In Cheater's Game (2020), Lassiter tackles a college admissions scandal, akin to the 2019 college admissions bribery scandal, when he defends his nephew who's been charged with taking students' College Board exams as an imposter. The novel concludes with a federal trial described by Booklist as "one seismic courtroom battle... an occasion for pyrotechnics that really blaze." In Early Grave (2022), the fifteenth book in the series, Lassiter sues a school and the Florida High School Athletic Association in an attempt to "abolish" high school tackle football after his godson suffers a catastrophic injury. Kirkus Reviews described the book "as believable as it is riveting." Early Grave, Solomon vs. Lord, and State vs. Lassiter were on a list of "Best Legal Thrillers of the 21st Century" by BestThrillers.com.

=== Einstein–Chaplin ===
With Midnight Burning (2025), Levine began a series featuring the historical friendship between Albert Einstein and Charlie Chaplin. The book imagines the real-life friends fighting to foil a fascist plot in 1930's Hollywood. In a review for Library Journal, Dan Forrest wrote that the book "will appeal to fans of historical mysteries, especially ones with real-life protagonists. Levine does an excellent job capturing the atmosphere of Golden Age Hollywood as well as the spirits of two of the most important figures of the era."

== Awards and honors ==
Levine was the recipient of the second John D. MacDonald Award for Excellence in Florida Fiction. Solomon vs. Lord was nominated for the "best novel" category of the Macavity Awards by Mystery Readers International and for the Thurber Prize for American Humor. The Deep Blue Alibi was nominated for an International Thriller Writers Award and the 2007 Edgar Award by the Mystery Writers of America. State vs. Lassiter was nominated for the Shamus Award from the Private Eye Writers of America.

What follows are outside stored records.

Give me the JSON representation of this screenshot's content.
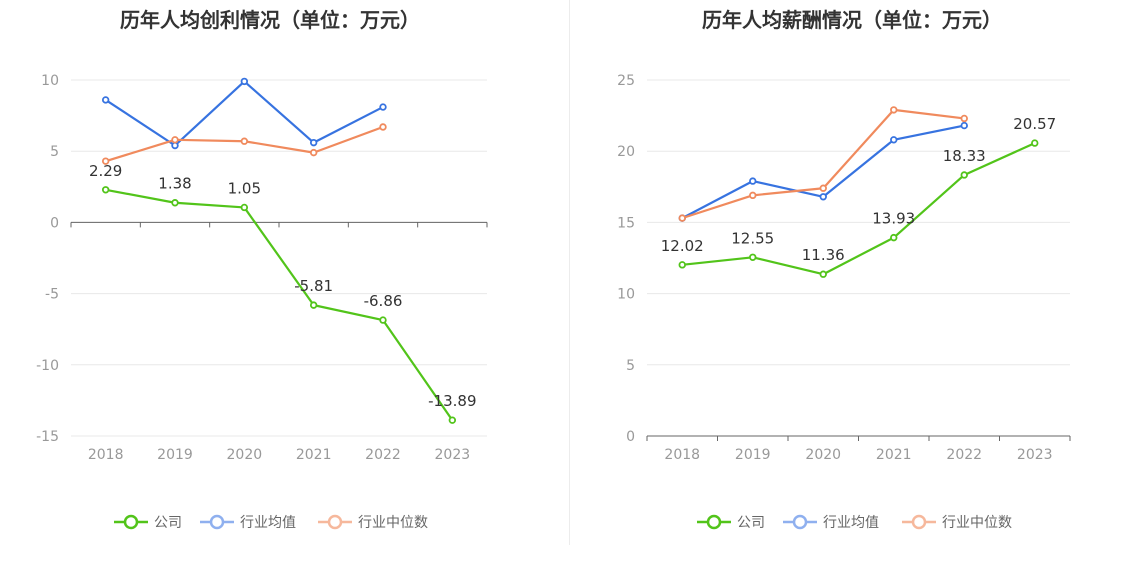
{
  "colors": {
    "company": "#52c41a",
    "industry_avg": "#3773e0",
    "industry_median": "#f08a5d",
    "legend_company": "#52c41a",
    "legend_avg": "#8fb0ef",
    "legend_median": "#f6b89c",
    "axis_text": "#999999",
    "title_text": "#333333",
    "label_text": "#333333",
    "grid": "#e8e8e8",
    "axis_line": "#666666"
  },
  "chart_data": [
    {
      "type": "line",
      "title": "历年人均创利情况（单位：万元）",
      "categories": [
        "2018",
        "2019",
        "2020",
        "2021",
        "2022",
        "2023"
      ],
      "ylim": [
        -15,
        10
      ],
      "yticks": [
        10,
        5,
        0,
        -5,
        -10,
        -15
      ],
      "grid": true,
      "legend_position": "bottom-center",
      "series": [
        {
          "name": "公司",
          "key": "company",
          "values": [
            2.29,
            1.38,
            1.05,
            -5.81,
            -6.86,
            -13.89
          ],
          "labels": [
            "2.29",
            "1.38",
            "1.05",
            "-5.81",
            "-6.86",
            "-13.89"
          ]
        },
        {
          "name": "行业均值",
          "key": "industry_avg",
          "values": [
            8.6,
            5.4,
            9.9,
            5.6,
            8.1,
            null
          ]
        },
        {
          "name": "行业中位数",
          "key": "industry_median",
          "values": [
            4.3,
            5.8,
            5.7,
            4.9,
            6.7,
            null
          ]
        }
      ]
    },
    {
      "type": "line",
      "title": "历年人均薪酬情况（单位：万元）",
      "categories": [
        "2018",
        "2019",
        "2020",
        "2021",
        "2022",
        "2023"
      ],
      "ylim": [
        0,
        25
      ],
      "yticks": [
        25,
        20,
        15,
        10,
        5,
        0
      ],
      "grid": true,
      "legend_position": "bottom-center",
      "series": [
        {
          "name": "公司",
          "key": "company",
          "values": [
            12.02,
            12.55,
            11.36,
            13.93,
            18.33,
            20.57
          ],
          "labels": [
            "12.02",
            "12.55",
            "11.36",
            "13.93",
            "18.33",
            "20.57"
          ]
        },
        {
          "name": "行业均值",
          "key": "industry_avg",
          "values": [
            15.3,
            17.9,
            16.8,
            20.8,
            21.8,
            null
          ]
        },
        {
          "name": "行业中位数",
          "key": "industry_median",
          "values": [
            15.3,
            16.9,
            17.4,
            22.9,
            22.3,
            null
          ]
        }
      ]
    }
  ]
}
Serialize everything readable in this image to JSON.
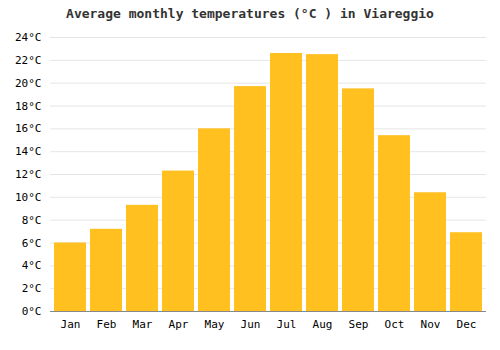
{
  "chart_data": {
    "type": "bar",
    "title": "Average monthly temperatures (°C ) in Viareggio",
    "categories": [
      "Jan",
      "Feb",
      "Mar",
      "Apr",
      "May",
      "Jun",
      "Jul",
      "Aug",
      "Sep",
      "Oct",
      "Nov",
      "Dec"
    ],
    "values": [
      6.0,
      7.2,
      9.3,
      12.3,
      16.0,
      19.7,
      22.6,
      22.5,
      19.5,
      15.4,
      10.4,
      6.9
    ],
    "color": "#FFC020",
    "ylim": [
      0,
      24
    ],
    "yticks": [
      {
        "value": 0,
        "label": "0°C"
      },
      {
        "value": 2,
        "label": "2°C"
      },
      {
        "value": 4,
        "label": "4°C"
      },
      {
        "value": 6,
        "label": "6°C"
      },
      {
        "value": 8,
        "label": "8°C"
      },
      {
        "value": 10,
        "label": "10°C"
      },
      {
        "value": 12,
        "label": "12°C"
      },
      {
        "value": 14,
        "label": "14°C"
      },
      {
        "value": 16,
        "label": "16°C"
      },
      {
        "value": 18,
        "label": "18°C"
      },
      {
        "value": 20,
        "label": "20°C"
      },
      {
        "value": 22,
        "label": "22°C"
      },
      {
        "value": 24,
        "label": "24°C"
      }
    ],
    "grid": true
  }
}
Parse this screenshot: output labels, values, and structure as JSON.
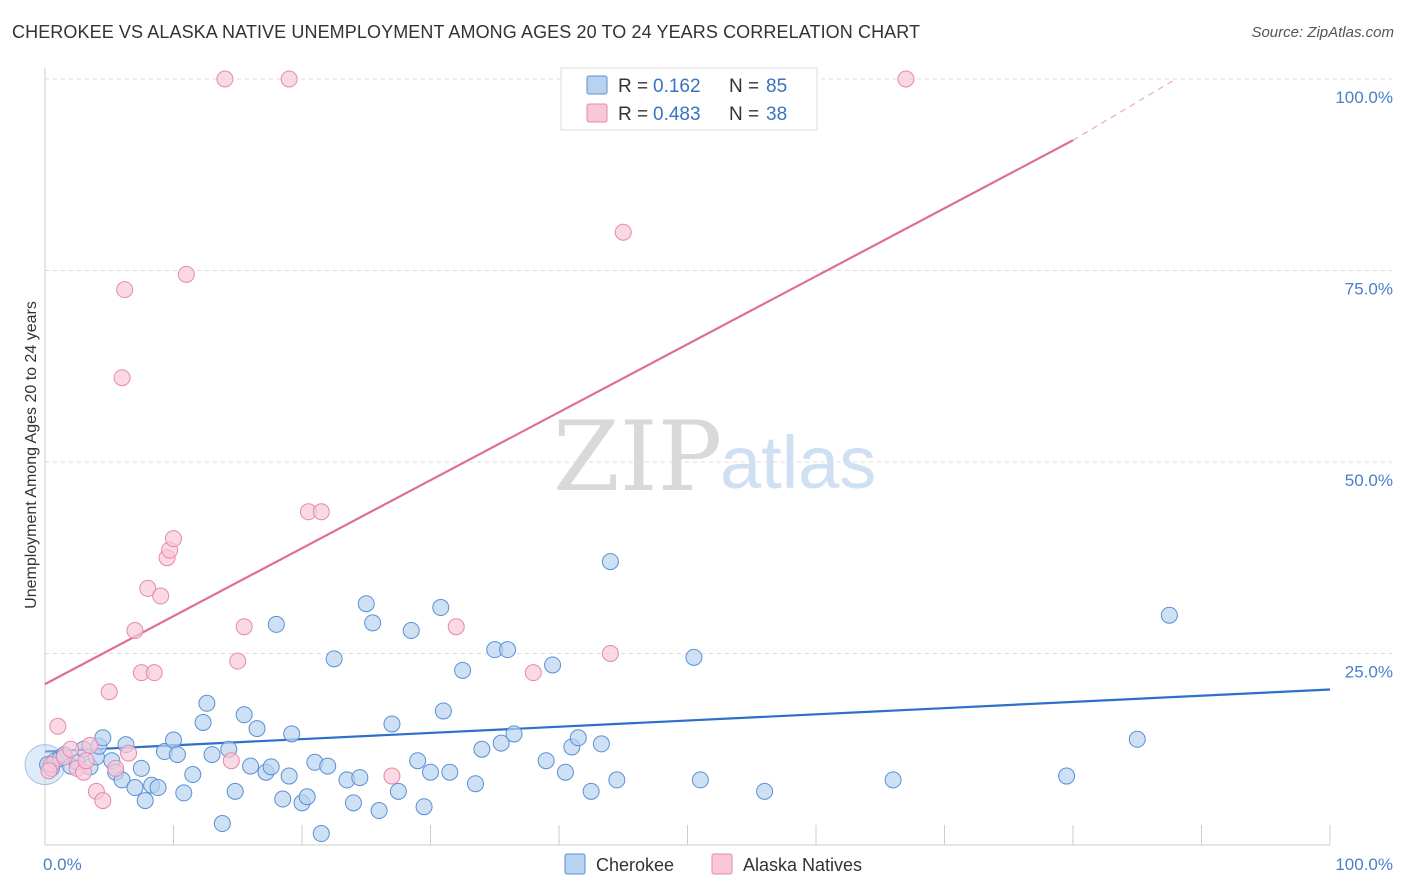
{
  "title": "CHEROKEE VS ALASKA NATIVE UNEMPLOYMENT AMONG AGES 20 TO 24 YEARS CORRELATION CHART",
  "source": "Source: ZipAtlas.com",
  "watermark": {
    "zip": "ZIP",
    "atlas": "atlas"
  },
  "colors": {
    "cherokee_fill": "#b8d3f0",
    "cherokee_stroke": "#5b8fd6",
    "cherokee_line": "#2f6fcc",
    "alaska_fill": "#f8c8d8",
    "alaska_stroke": "#e68aaa",
    "alaska_line": "#e06d98",
    "grid": "#dddddd",
    "axis_text": "#4a7fc9"
  },
  "legend": {
    "rows": [
      {
        "r_label": "R =",
        "r_value": "0.162",
        "n_label": "N =",
        "n_value": "85"
      },
      {
        "r_label": "R =",
        "r_value": "0.483",
        "n_label": "N =",
        "n_value": "38"
      }
    ]
  },
  "chart_data": {
    "type": "scatter",
    "title": "CHEROKEE VS ALASKA NATIVE UNEMPLOYMENT AMONG AGES 20 TO 24 YEARS CORRELATION CHART",
    "xlabel": "",
    "ylabel": "Unemployment Among Ages 20 to 24 years",
    "xlim": [
      0,
      100
    ],
    "ylim": [
      0,
      100
    ],
    "x_tick_labels": [
      "0.0%",
      "100.0%"
    ],
    "y_tick_labels": [
      "25.0%",
      "50.0%",
      "75.0%",
      "100.0%"
    ],
    "y_ticks": [
      25,
      50,
      75,
      100
    ],
    "legend_position": "top-center",
    "series": [
      {
        "name": "Cherokee",
        "r": 0.162,
        "n": 85,
        "trend": {
          "x0": 0,
          "y0": 12.2,
          "x1": 100,
          "y1": 20.3
        },
        "points": [
          [
            0.2,
            10.5
          ],
          [
            0.5,
            10.0
          ],
          [
            0.8,
            11.0
          ],
          [
            1.2,
            11.3
          ],
          [
            1.5,
            11.8
          ],
          [
            2.0,
            10.3
          ],
          [
            2.5,
            10.8
          ],
          [
            3.0,
            12.5
          ],
          [
            3.5,
            10.2
          ],
          [
            4.0,
            11.5
          ],
          [
            4.2,
            12.9
          ],
          [
            4.5,
            14.0
          ],
          [
            5.2,
            11.0
          ],
          [
            5.5,
            9.5
          ],
          [
            6.0,
            8.5
          ],
          [
            6.3,
            13.1
          ],
          [
            7.0,
            7.5
          ],
          [
            7.5,
            10.0
          ],
          [
            7.8,
            5.8
          ],
          [
            8.3,
            7.8
          ],
          [
            8.8,
            7.5
          ],
          [
            9.3,
            12.2
          ],
          [
            10.0,
            13.7
          ],
          [
            10.3,
            11.8
          ],
          [
            10.8,
            6.8
          ],
          [
            11.5,
            9.2
          ],
          [
            12.3,
            16.0
          ],
          [
            12.6,
            18.5
          ],
          [
            13.0,
            11.8
          ],
          [
            13.8,
            2.8
          ],
          [
            14.3,
            12.5
          ],
          [
            14.8,
            7.0
          ],
          [
            15.5,
            17.0
          ],
          [
            16.0,
            10.3
          ],
          [
            16.5,
            15.2
          ],
          [
            17.2,
            9.5
          ],
          [
            17.6,
            10.2
          ],
          [
            18.0,
            28.8
          ],
          [
            18.5,
            6.0
          ],
          [
            19.0,
            9.0
          ],
          [
            19.2,
            14.5
          ],
          [
            20.0,
            5.5
          ],
          [
            20.4,
            6.3
          ],
          [
            21.0,
            10.8
          ],
          [
            21.5,
            1.5
          ],
          [
            22.0,
            10.3
          ],
          [
            22.5,
            24.3
          ],
          [
            23.5,
            8.5
          ],
          [
            24.0,
            5.5
          ],
          [
            24.5,
            8.8
          ],
          [
            25.0,
            31.5
          ],
          [
            25.5,
            29.0
          ],
          [
            26.0,
            4.5
          ],
          [
            27.0,
            15.8
          ],
          [
            27.5,
            7.0
          ],
          [
            28.5,
            28.0
          ],
          [
            29.0,
            11.0
          ],
          [
            29.5,
            5.0
          ],
          [
            30.0,
            9.5
          ],
          [
            30.8,
            31.0
          ],
          [
            31.0,
            17.5
          ],
          [
            31.5,
            9.5
          ],
          [
            32.5,
            22.8
          ],
          [
            33.5,
            8.0
          ],
          [
            34.0,
            12.5
          ],
          [
            35.0,
            25.5
          ],
          [
            35.5,
            13.3
          ],
          [
            36.0,
            25.5
          ],
          [
            36.5,
            14.5
          ],
          [
            39.0,
            11.0
          ],
          [
            39.5,
            23.5
          ],
          [
            40.5,
            9.5
          ],
          [
            41.0,
            12.8
          ],
          [
            41.5,
            14.0
          ],
          [
            42.5,
            7.0
          ],
          [
            43.3,
            13.2
          ],
          [
            44.0,
            37.0
          ],
          [
            44.5,
            8.5
          ],
          [
            50.5,
            24.5
          ],
          [
            51.0,
            8.5
          ],
          [
            56.0,
            7.0
          ],
          [
            66.0,
            8.5
          ],
          [
            79.5,
            9.0
          ],
          [
            85.0,
            13.8
          ],
          [
            87.5,
            30.0
          ]
        ]
      },
      {
        "name": "Alaska Natives",
        "r": 0.483,
        "n": 38,
        "trend": {
          "x0": 0,
          "y0": 21.0,
          "x1": 80,
          "y1": 92.0
        },
        "trend_dashed_extension": {
          "x0": 80,
          "y0": 92.0,
          "x1": 88,
          "y1": 100.0
        },
        "points": [
          [
            0.5,
            10.5
          ],
          [
            1.0,
            15.5
          ],
          [
            1.5,
            11.5
          ],
          [
            2.0,
            12.5
          ],
          [
            2.5,
            10.0
          ],
          [
            3.0,
            9.5
          ],
          [
            3.5,
            13.0
          ],
          [
            4.0,
            7.0
          ],
          [
            4.5,
            5.8
          ],
          [
            5.0,
            20.0
          ],
          [
            5.5,
            10.0
          ],
          [
            6.0,
            61.0
          ],
          [
            6.2,
            72.5
          ],
          [
            6.5,
            12.0
          ],
          [
            7.0,
            28.0
          ],
          [
            7.5,
            22.5
          ],
          [
            8.0,
            33.5
          ],
          [
            8.5,
            22.5
          ],
          [
            9.0,
            32.5
          ],
          [
            9.5,
            37.5
          ],
          [
            9.7,
            38.5
          ],
          [
            10.0,
            40.0
          ],
          [
            11.0,
            74.5
          ],
          [
            14.0,
            100.0
          ],
          [
            14.5,
            11.0
          ],
          [
            15.0,
            24.0
          ],
          [
            15.5,
            28.5
          ],
          [
            19.0,
            100.0
          ],
          [
            20.5,
            43.5
          ],
          [
            21.5,
            43.5
          ],
          [
            27.0,
            9.0
          ],
          [
            32.0,
            28.5
          ],
          [
            38.0,
            22.5
          ],
          [
            44.0,
            25.0
          ],
          [
            45.0,
            80.0
          ],
          [
            67.0,
            100.0
          ],
          [
            0.3,
            9.7
          ],
          [
            3.2,
            11.0
          ]
        ]
      }
    ]
  },
  "bottom_legend": {
    "items": [
      "Cherokee",
      "Alaska Natives"
    ]
  }
}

He received the Distinguished Alumni Award from the Pennsylvania State University and the Alumni Achievement Award from the University of Miami School of Law.

== Personal life ==
Levine is married to Marcia Silvers, a criminal appellate attorney. They live in Santa Barbara, California. Levine has a daughter and a son from previous marriages.

== Books ==

Jake Lassiter series
- To Speak for the Dead (1990). Random House. ISBN 9780517109151.
- Night Vision (1991). Bantam Books. ISBN 9780553077964.
- False Dawn (1993). Bantam Books. ISBN 9780553089950.
- Mortal Sin (1994). William Morrow. ISBN 9780688127176.
- Slashback (1995). William Morrow. ISBN 9780380721627. Re-titled Riptide (2017). Nittany Valley Productions. ISBN 9780998316635.
- Fool Me Twice (1996). William Morrow. ISBN 9780688143046.
- Flesh and Bones (1997). William Morrow. ISBN 9780688143053.
- Lassiter (2011). Bantam Books. ISBN 9780553806748.
- Last Chance Lassiter (2012). Nittany Valley Productions. ISBN 9781494887322.
- State vs. Lassiter (2013). Nittany Valley Productions. ISBN 9781492184874.
- Bum Rap (2015). Thomas & Mercer. ISBN 9781477829868.
- Bum Luck (2017). Thomas & Mercer. ISBN 9781477823101.
- Bum Deal (2018). Thomas & Mercer. ISBN 9781503951716.
- Cheater's Game (2020). Herald Square. ISBN 9781734251005.
- Early Grave (2022). Herald Square. ISBN 9781734505696.

Solomon vs. Lord series
- Solomon vs. Lord (2005). Bantam Books. ISBN 9780440242734.
- The Deep Blue Alibi (2006). Bantam Books. ISBN 9780440242741.
- Kill All the Lawyers (2006). Bantam Books. ISBN 9780440242758.
- Trial & Error (2007). Bantam Books. ISBN 9780440242765. Re-titled Habeas Porpoise (2013). ISBN 9781494445959.

Others
- 9 Scorpions (1998). Pocket Books. ISBN 9780671019396. Re-titled Impact.
- Illegal (2009). Bantam Books. ISBN 9780553591057.
- Ballistic (2011). Nittany Valley Productions. ISBN 9780982811368.
- Paydirt (2012). CreateSpace. ISBN 9781468106039.
- Midnight Burning (2025). Blank Slate Press. ISBN 9781943075966.

Short story anthology
- The Road to Hell (2010). Smashwords. ISBN 9781458082060.